Hümanizm, her ne kadar başlangıçta edebiyat ve bilim alanında etkin olan bir bilim idiyse de, kendilerini klasik geçmiş ve insan doğasının keşfinde önemli bir rol üstlenebilecek “büyük adamlar” olarak hisseden sanatçılar da yeni bir ilgiyi körükledi. Hümanizm sanatçıların zanaatçılıktan dünya hakkında söyleyecek önemli şeyleri olan bir başka evrene dönüşümlerini başlattı. Hümanizm mantık ve rasyonel sorgulamanın önemini vurgulayarak, teolojinin tanrısalı yüceltip dünyasal olanı günahsal ve çürük sayararak ayaklar altına alan geleneksel egemenliğe savaş açtı. Sanatçılar, kutsallığı sıradan insanlar üzerinde betimleye başladılar. Cennetin kraliçesi olarak Meryem, yüzyıllar süren yaldızlı şaşaasının ardından artık mütevazi bir kız olarak resmediliyordu. Bu eğilim Leonarda’da da açıkça kendini gösterirken, Caravaggio’nun yapıtlarını da etkiledi. Hümanistler, eğitim önemine inandılar çünkü insan zihninin ussal gücünün, evrenin mantıksal yapısını kavrayacağından emindiler. Bu çıkarım, sanatın eğitim amacıyla kurallara bağlanabileceği inancına kaynaklık etti. Bunun sonucunda bu kuralların doğru uygulamalarının gerçekleştirilebileceği sanat akademileri kuruldu.
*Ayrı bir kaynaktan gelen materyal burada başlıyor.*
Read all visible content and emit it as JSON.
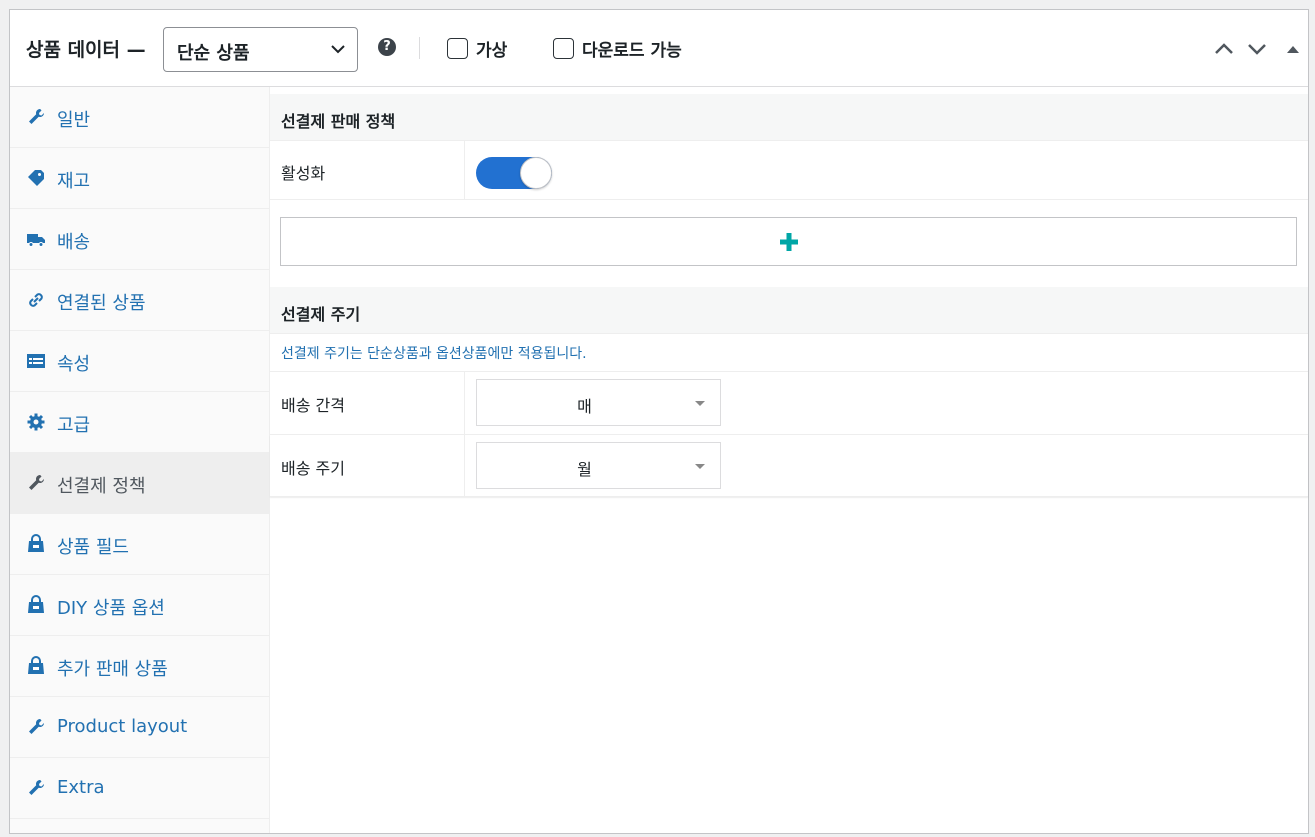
{
  "header": {
    "title": "상품 데이터 —",
    "product_type": "단순 상품",
    "help": "?",
    "virtual_label": "가상",
    "downloadable_label": "다운로드 가능"
  },
  "sidebar": {
    "items": [
      {
        "label": "일반",
        "icon": "wrench-icon"
      },
      {
        "label": "재고",
        "icon": "tag-icon"
      },
      {
        "label": "배송",
        "icon": "truck-icon"
      },
      {
        "label": "연결된 상품",
        "icon": "link-icon"
      },
      {
        "label": "속성",
        "icon": "list-icon"
      },
      {
        "label": "고급",
        "icon": "gear-icon"
      },
      {
        "label": "선결제 정책",
        "icon": "wrench-icon",
        "active": true
      },
      {
        "label": "상품 필드",
        "icon": "bag-icon"
      },
      {
        "label": "DIY 상품 옵션",
        "icon": "bag-icon"
      },
      {
        "label": "추가 판매 상품",
        "icon": "bag-icon"
      },
      {
        "label": "Product layout",
        "icon": "wrench-icon"
      },
      {
        "label": "Extra",
        "icon": "wrench-icon"
      }
    ]
  },
  "main": {
    "policy_heading": "선결제 판매 정책",
    "activate_label": "활성화",
    "activate_on": true,
    "cycle_heading": "선결제 주기",
    "cycle_note": "선결제 주기는 단순상품과 옵션상품에만 적용됩니다.",
    "interval_label": "배송 간격",
    "interval_value": "매",
    "period_label": "배송 주기",
    "period_value": "월"
  },
  "colors": {
    "link": "#2271b1",
    "toggle_on": "#2271d1",
    "plus": "#00a6a6"
  }
}
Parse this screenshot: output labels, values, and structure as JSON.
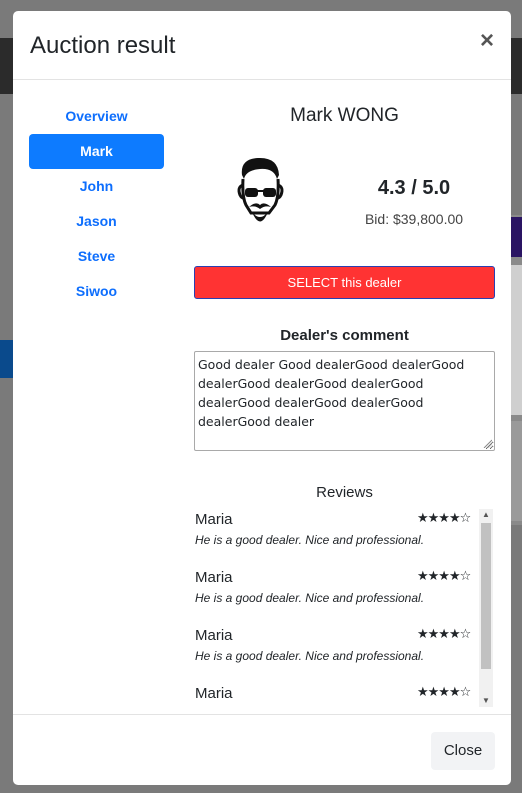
{
  "modal": {
    "title": "Auction result",
    "close_symbol": "×"
  },
  "sidebar": {
    "items": [
      {
        "label": "Overview",
        "active": false
      },
      {
        "label": "Mark",
        "active": true
      },
      {
        "label": "John",
        "active": false
      },
      {
        "label": "Jason",
        "active": false
      },
      {
        "label": "Steve",
        "active": false
      },
      {
        "label": "Siwoo",
        "active": false
      }
    ]
  },
  "dealer": {
    "name": "Mark WONG",
    "avatar_icon": "hipster-avatar-icon",
    "rating": "4.3 / 5.0",
    "bid": "Bid: $39,800.00",
    "select_label": "SELECT this dealer",
    "select_color": "#ff3333",
    "comment_heading": "Dealer's comment",
    "comment": "Good dealer Good dealerGood dealerGood dealerGood dealerGood dealerGood dealerGood dealerGood dealerGood dealerGood dealer"
  },
  "reviews": {
    "heading": "Reviews",
    "items": [
      {
        "name": "Maria",
        "stars": "★★★★☆",
        "text": "He is a good dealer. Nice and professional."
      },
      {
        "name": "Maria",
        "stars": "★★★★☆",
        "text": "He is a good dealer. Nice and professional."
      },
      {
        "name": "Maria",
        "stars": "★★★★☆",
        "text": "He is a good dealer. Nice and professional."
      },
      {
        "name": "Maria",
        "stars": "★★★★☆",
        "text": ""
      }
    ]
  },
  "footer": {
    "close_label": "Close"
  }
}
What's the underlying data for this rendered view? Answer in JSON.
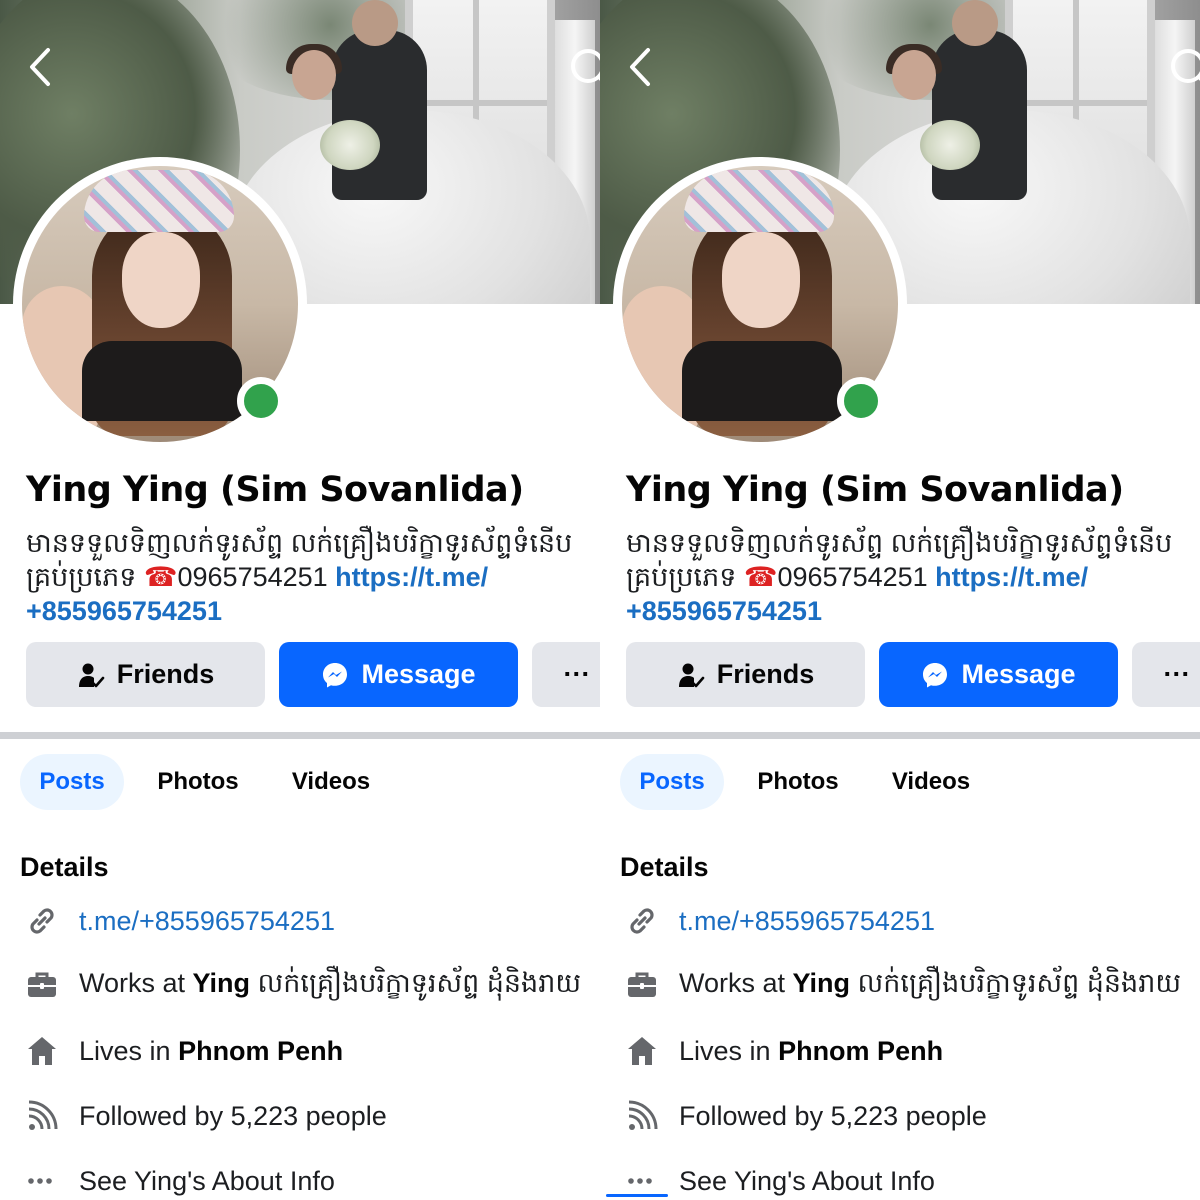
{
  "profile": {
    "name": "Ying Ying (Sim Sovanlida)",
    "bio_line1": "មានទទួលទិញលក់ទូរស័ព្ទ លក់គ្រឿងបរិក្ខាទូរស័ព្ទទំនើប",
    "bio_line2_text": "គ្រប់ប្រភេទ ",
    "bio_phone_icon": "☎",
    "bio_phone": "0965754251 ",
    "bio_link_part1": "https://t.me/",
    "bio_link_part2": "+855965754251"
  },
  "actions": {
    "friends_label": "Friends",
    "message_label": "Message",
    "more_label": "···"
  },
  "tabs": [
    {
      "label": "Posts",
      "active": true
    },
    {
      "label": "Photos",
      "active": false
    },
    {
      "label": "Videos",
      "active": false
    }
  ],
  "details": {
    "title": "Details",
    "link": "t.me/+855965754251",
    "work_prefix": "Works at ",
    "work_name": "Ying",
    "work_suffix": " លក់គ្រឿងបរិក្ខាទូរស័ព្ទ ដុំនិងរាយ",
    "lives_prefix": "Lives in ",
    "lives_place": "Phnom Penh",
    "followed_by": "Followed by 5,223 people",
    "about_label": "See Ying's About Info"
  },
  "icons": {
    "back": "chevron-left-icon",
    "search": "search-icon",
    "friends": "friends-check-icon",
    "message": "messenger-icon",
    "more": "more-dots-icon",
    "link": "link-icon",
    "work": "briefcase-icon",
    "home": "home-icon",
    "followers": "rss-followers-icon",
    "about": "more-dots-icon"
  },
  "colors": {
    "accent": "#0866ff",
    "link": "#1b6ec2",
    "online": "#31a24c",
    "button_gray": "#e4e6eb",
    "tab_active_bg": "#ebf5ff"
  }
}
Fransa’da akademik eğitimi en çok etkileyen sanatçı, inanmış bir hümanist ve ilk büyük sanatçı entelektüellerden biri olan Poussin’di.
Başlıca Yapıtlar
Bakire Meryem ve Çocuk İsa Azize Anne ile, 1510 / Leonardo da Vinci
Bu yapıtta Bakire Meryem, Azize Anne’nin dizleri üstüne oturmuştur. Her ikisi de kuzunun kulağını haylazca çekiştirmekte olan Çocuk İsa’ya doğru gülümsemektedirler. Leonardo, Hıristiyan dininin bu temel kişilerini sıradan insani duygular içinde betimleyerek farklılaştırmıştır.
Sanatçının Bir Arkadaşıyla Portresi, Y.1518,Rafaello Sanzio ya da Rafaello
(Geleneksel olarak “eskrim ustası” diye adlandırılır. )
Hümanizm, klasik felsefeye çok benzer bir biçimde dostluğu, romantik ve cinsel aşkın üstünde bir önemle vurgular. Rafaello’nun arkadaşıyla birlikte olan portresi, bu yaklaşımın göstergelerindendir. Saf, insani duygu bağlarının yüceleştirildiği, sevgi dolu ve mahrem bir dostluk portresidir.